Redistricting plans are put forward by the governor, not county executives or mayors. But local elected officials can influence the process through their General Assembly delegations.

Currently, three city districts -- the 42nd, 46th and 47th -- protrude into the county. Two county districts -- the 8th and 10th -- include tiny sections of the city.

Two other previously all-Baltimore County districts -- the 6th and 12th -- now spill over into Harford and Howard counties, a result of the redistricting in 1992.

Bishop -- who is fighting a low-budget, uphill campaign against the popular incumbent -- is concerned mainly about the districts shared with the city, saying the shared districts dilute the influence of county residents.
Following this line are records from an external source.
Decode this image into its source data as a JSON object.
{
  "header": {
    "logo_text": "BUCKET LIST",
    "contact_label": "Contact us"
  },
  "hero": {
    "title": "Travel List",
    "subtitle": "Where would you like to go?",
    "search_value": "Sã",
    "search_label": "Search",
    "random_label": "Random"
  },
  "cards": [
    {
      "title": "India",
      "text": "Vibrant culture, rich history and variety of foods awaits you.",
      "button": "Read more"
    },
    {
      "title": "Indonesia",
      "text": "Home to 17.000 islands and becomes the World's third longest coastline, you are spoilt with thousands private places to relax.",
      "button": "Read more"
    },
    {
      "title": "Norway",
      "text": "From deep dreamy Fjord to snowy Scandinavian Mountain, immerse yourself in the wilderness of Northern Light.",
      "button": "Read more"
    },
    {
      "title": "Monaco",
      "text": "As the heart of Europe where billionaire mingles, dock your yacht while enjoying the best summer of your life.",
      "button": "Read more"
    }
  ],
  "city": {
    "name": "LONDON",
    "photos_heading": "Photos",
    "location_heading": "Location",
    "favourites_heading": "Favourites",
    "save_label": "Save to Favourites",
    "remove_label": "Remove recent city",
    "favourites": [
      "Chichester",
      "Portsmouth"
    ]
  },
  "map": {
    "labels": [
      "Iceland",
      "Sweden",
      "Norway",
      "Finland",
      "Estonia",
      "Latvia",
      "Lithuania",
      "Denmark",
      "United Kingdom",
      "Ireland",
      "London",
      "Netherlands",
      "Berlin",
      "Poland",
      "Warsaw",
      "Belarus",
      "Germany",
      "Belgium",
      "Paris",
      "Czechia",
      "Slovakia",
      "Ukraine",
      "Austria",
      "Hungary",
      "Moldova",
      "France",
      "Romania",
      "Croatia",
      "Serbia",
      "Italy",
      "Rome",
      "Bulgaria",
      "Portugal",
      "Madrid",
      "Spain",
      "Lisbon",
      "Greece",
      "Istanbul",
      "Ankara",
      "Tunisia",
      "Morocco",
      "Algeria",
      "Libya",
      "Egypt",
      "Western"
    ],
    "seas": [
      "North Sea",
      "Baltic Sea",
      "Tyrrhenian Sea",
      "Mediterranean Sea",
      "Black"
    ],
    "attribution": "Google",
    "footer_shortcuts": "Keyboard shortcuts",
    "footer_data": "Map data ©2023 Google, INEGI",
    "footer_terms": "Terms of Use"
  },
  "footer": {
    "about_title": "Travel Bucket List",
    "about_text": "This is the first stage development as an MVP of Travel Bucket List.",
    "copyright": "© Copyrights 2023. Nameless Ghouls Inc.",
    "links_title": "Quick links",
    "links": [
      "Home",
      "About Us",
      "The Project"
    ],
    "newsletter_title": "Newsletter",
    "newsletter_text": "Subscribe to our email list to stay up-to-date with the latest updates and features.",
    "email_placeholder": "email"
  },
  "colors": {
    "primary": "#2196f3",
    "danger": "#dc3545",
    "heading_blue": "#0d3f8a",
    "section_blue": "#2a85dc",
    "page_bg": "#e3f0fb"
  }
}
He said, for example, that voters in the Ruxton-Riderwood area can't have much impact on Hoffman's election because her 42nd District covers only a small number of county residents.

"They virtually have no say whatsoever. They're going to have very little impact on Barbara's election," Bishop said.

Most Democrats, including Ruppersberger, strongly disagree with Bishop's criticism of the system, citing Hoffman in particular as a great help to the county in Annapolis.

That's a turnaround from the prevailing local opinion when former Gov. William Donald Schaefer revised the district lines in the wake of the 1990 census, partly to keep the city from losing a senator and three delegates as a result of population decline.

Though county politicians bitterly fought the plan, county Democrats now concede the benefits of shared clout in Annapolis.

"City and county legislators are forced to work together," said Larry Simmons, chairman of the county Democratic State Central Committee, who lives in the new 10th District, which covers a slice of West Baltimore and the Liberty Road corridor in the county.

But Republicans, such as Lutherville Del. Martha S. Klima, agree with Bishop, despite the benefits of the current system.

"My votes totally reflect what is best for Baltimore County," she said.

"If you have a delegate who has 90 percent of their constituents in the city, expect that person to have more allegiances to the city," Klima said.

She also fears that if the next census shows a continued decline in the city's population, those city-based districts will push farther and farther into the county.

"I don't want further erosion. If the city lost more population, that makes me very nervous," she said.